I needed 2 rods set up different. 1 for floating and 1 for sinkin.. So I bought me some new line for 1 of my reels.. Wow This hobby aint cheap hu... Thats ok this stuff shoots like a dream and with only a pick up and then a strong back cast, then shoot it... 60+ ft. in a second... It has a 30 ft. sink front end and the rest is a floater.... It sinks 8" a second.. sweet!!!!!!


----------



## rhinob (Jun 16, 2009)

i bet it does cast good! hate purchasing new fly line though. too expensive, good thing it lasts longer than mono


----------



## Tortuga (May 21, 2004)

If you're havin' a case of the 'shorts' with this new hobby, I'd be glad to take one of them BB guns off yore hands if'n the price is right..(I'm thinkin' along the lines of a Daisy Red Ryder..):biggrin:


----------



## JOHNNY QUEST (Mar 6, 2006)

Jim this ain't a new hobby... I have been chunkin flies for a while... Ya member Nursie's rod a few years ago?????  I do have a nice Air Arms S400 Fac I'll let go for around 650.00...


----------



## Wading Away (May 26, 2004)

Try freshwater! 
3 wt for dries on small creeks
9 ft 5 wt (all purpose, mid range water) and 9 ft 6 wt for the Bow River. For the 6 wt I have sink tip for streamers and SA Ultra for nymphing/dries. I'm getting a 5 wt 10 footer built for czech nymphing, and cuz it casts far. If it is ready in time, I may take it to Texas with me to try in the surf (along with my 8), but I'll need some sort of tropic line. Thinking overlining to a 6 wt line? I'll decide after I cast it a bit. 

I have 3 spools for the 8 wt, sink tip, floating, and tropic. 

Need a 10 wt for bigger saltwater, but that is for a later date! 

Been fly fishing 3 yrs. I shudder to think what I'll have in 10! The good news (or maybe bad news) is one of the fly shop owners here in Calgary has become a family friend. At least I get to demo some nice stuff!


----------



## AlanKulcak (Aug 24, 2007)

fly rod $300, reel $150, & Fly line $65, Flies $100, Fly tying materails and vice $500, Endless practice and boat wear and tear $2000, catching your first fish on a fly that you have tied and work so hard for.... PRICE LESS


----------



## Ish (Oct 30, 2008)

AlanKulcak said:


> ...Endless practice and boat wear and tear...

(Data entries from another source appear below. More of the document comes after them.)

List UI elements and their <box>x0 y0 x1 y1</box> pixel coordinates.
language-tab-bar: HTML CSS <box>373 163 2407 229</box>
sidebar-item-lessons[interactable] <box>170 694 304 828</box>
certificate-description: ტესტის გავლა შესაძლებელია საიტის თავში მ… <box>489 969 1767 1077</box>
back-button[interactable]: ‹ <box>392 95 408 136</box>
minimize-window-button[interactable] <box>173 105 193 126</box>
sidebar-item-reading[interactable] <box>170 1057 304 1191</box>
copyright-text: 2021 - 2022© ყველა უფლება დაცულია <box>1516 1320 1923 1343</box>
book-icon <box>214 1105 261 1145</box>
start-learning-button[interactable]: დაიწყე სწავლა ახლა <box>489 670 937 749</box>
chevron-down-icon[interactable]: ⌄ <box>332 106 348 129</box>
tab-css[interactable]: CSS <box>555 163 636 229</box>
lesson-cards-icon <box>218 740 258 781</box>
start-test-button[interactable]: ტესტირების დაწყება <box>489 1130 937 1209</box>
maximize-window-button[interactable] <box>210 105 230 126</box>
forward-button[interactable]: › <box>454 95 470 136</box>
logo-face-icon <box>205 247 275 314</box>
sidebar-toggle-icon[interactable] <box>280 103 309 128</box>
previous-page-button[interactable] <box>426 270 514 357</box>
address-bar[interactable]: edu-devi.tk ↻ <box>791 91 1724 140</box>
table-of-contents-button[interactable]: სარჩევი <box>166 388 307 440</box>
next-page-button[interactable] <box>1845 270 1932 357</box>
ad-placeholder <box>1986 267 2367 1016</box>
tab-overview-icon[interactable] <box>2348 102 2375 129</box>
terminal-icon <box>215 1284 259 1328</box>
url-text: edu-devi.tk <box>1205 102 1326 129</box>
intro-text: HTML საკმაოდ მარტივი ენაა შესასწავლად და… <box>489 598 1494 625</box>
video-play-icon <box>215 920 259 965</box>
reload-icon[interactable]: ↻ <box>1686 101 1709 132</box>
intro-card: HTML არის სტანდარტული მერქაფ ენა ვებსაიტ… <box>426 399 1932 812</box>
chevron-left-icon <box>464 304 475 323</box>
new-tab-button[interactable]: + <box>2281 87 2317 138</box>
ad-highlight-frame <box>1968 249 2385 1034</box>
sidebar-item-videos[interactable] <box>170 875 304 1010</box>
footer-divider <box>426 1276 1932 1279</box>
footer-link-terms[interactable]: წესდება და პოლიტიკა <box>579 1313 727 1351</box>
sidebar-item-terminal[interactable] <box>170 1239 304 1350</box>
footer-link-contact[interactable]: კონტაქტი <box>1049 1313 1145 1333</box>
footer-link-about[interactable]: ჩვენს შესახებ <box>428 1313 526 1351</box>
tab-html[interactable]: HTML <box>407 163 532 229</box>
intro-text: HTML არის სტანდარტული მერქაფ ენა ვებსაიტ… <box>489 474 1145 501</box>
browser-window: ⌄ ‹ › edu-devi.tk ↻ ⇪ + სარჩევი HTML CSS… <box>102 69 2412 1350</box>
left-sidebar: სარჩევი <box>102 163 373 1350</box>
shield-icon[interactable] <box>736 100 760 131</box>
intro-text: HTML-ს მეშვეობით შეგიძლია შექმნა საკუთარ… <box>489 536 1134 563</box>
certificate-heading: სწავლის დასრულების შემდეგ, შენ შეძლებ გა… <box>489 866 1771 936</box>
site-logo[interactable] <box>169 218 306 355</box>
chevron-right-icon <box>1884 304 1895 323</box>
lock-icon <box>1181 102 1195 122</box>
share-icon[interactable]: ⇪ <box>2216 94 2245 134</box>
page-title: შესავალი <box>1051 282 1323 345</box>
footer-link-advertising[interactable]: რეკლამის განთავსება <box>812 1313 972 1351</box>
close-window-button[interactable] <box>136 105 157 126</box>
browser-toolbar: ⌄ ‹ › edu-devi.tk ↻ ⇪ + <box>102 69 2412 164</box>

is this the kind of wear and tear you're talking about?



you know that guy?


----------



## Boatwright (Jul 1, 2005)

LHD: "Guess we're not going anywhere...hope there's some beer in this cooler."


----------



## Ish (Oct 30, 2008)

Jr., where you been?


----------



## Stuart (May 21, 2004)

So that's what recessed tabs are for.


----------



## Boatwright (Jul 1, 2005)

Ish said:


> Jr., where you been?


workin' man - workin'. July 24th can't get here soon enough.


----------



## Ish (Oct 30, 2008)

i hear that!


----------